University of Rochester Medical Center officials today are dedicating one of the facility's new research centers to David H. Smith, whose legendary work, along with others, resulted in a vaccine that has virtually wiped out bacterial meningitis in children

The David H. Smith Center for Vaccine Biology and Immunology is part of the Aab Institute of Biomedical Sciences, located on the top floor of the Arthur Kornberg Medical Research Building. The center focuses on research designed to lead to the next generation of vaccines for infectious diseases, cancer and allergies.

The dedication ceremony begins at 7 p.m. Remarks will be made by Dr. Jay Stein, Medical Center CEO, Dr. Tim Mosmann, Director of the Smith Center, and Dr. Richard Insel, Director of the Center for Human Genetics and Molecular Pediatric Disease, who worked with Smith and Porter Anderson, Ph.D., on the groundbreaking vaccine.

Smith, who died in February of 1999, was an alumnus of the University of Rochester School of Medicine and Dentistry, Class of 1958. Following pediatrics training in Boston and postdoctoral research at Harvard University, Smith returned to Rochester to chair the Department of Pediatrics in 1976.

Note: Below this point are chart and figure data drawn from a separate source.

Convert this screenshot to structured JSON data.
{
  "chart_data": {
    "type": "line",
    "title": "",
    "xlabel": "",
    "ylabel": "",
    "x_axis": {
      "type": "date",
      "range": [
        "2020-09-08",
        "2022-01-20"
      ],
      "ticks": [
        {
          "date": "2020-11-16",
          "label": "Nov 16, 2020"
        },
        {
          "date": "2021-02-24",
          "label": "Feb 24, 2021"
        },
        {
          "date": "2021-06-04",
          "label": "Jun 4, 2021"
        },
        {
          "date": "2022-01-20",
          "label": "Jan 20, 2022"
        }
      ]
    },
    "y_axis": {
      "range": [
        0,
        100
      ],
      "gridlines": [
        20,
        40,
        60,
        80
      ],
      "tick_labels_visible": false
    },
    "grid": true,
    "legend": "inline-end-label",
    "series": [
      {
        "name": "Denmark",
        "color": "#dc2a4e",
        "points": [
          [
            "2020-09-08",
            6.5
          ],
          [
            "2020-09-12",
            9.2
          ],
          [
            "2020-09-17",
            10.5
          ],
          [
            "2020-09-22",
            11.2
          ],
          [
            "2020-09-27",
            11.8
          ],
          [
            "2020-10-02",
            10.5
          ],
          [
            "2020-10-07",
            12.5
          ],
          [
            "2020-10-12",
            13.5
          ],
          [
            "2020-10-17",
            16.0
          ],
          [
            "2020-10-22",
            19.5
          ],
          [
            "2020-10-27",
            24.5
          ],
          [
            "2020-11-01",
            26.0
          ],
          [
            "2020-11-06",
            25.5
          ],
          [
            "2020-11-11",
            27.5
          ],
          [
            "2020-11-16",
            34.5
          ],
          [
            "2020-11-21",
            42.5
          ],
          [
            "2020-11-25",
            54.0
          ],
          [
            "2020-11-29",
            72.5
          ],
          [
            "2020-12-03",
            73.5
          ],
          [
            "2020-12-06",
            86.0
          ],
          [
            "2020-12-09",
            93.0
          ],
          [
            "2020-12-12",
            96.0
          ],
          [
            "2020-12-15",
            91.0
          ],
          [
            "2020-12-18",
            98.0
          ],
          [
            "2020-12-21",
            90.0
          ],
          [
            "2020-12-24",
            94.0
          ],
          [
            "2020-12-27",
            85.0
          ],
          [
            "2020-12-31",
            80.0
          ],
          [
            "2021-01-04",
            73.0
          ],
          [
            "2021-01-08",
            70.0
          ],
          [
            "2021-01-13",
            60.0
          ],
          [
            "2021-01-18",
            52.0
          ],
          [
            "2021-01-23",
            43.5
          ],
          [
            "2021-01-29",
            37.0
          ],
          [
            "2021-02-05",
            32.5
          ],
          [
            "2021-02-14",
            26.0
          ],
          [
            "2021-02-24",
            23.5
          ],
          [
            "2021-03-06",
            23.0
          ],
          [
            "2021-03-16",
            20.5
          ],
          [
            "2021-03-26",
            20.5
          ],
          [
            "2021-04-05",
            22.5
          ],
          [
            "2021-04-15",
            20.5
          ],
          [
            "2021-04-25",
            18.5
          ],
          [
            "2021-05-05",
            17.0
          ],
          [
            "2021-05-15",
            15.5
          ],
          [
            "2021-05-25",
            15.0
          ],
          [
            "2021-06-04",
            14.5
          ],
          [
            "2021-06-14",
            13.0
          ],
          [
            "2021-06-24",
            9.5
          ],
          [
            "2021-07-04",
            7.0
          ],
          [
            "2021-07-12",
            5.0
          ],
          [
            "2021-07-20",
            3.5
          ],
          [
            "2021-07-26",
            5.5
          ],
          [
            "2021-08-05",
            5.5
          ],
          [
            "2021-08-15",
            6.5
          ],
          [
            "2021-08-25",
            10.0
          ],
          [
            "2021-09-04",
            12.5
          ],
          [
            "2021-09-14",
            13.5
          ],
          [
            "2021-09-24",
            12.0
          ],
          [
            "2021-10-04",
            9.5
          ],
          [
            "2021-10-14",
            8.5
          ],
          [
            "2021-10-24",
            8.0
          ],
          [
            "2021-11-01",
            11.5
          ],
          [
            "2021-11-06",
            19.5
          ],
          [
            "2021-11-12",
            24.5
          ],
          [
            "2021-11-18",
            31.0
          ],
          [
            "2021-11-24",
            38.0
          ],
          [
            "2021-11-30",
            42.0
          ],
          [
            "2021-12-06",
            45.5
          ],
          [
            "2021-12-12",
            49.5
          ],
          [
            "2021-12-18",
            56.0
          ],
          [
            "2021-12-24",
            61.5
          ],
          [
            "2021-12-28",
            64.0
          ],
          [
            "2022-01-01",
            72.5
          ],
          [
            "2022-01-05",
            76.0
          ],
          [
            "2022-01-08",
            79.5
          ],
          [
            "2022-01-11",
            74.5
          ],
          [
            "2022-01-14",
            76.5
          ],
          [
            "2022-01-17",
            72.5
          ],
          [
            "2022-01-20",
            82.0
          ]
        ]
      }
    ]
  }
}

During the next decade, Smith and his team tested, licensed and began producing the first vaccine for Haemophilus influenza type b (Hib), the bacterium responsible for nearly all cases of childhood meningitis. Smith also founded Praxis Biologics, a pharmaceutical company, when other major pharmaceutical firms resisted buying the rights to the vaccine. The Hib vaccine is now administered to all newborns in the U.S., and has reduced the incidence of bacterial meningitis by 98 percent.

Research being done today at the Center includes an investigation into why some immune systems - such as those of the elderly - respond differently to certain vaccines. Researchers are also developing the first vaccine against human papillomavirus (HPV), a leading cause of cervical cancer, and are working on eight separate AIDS projects.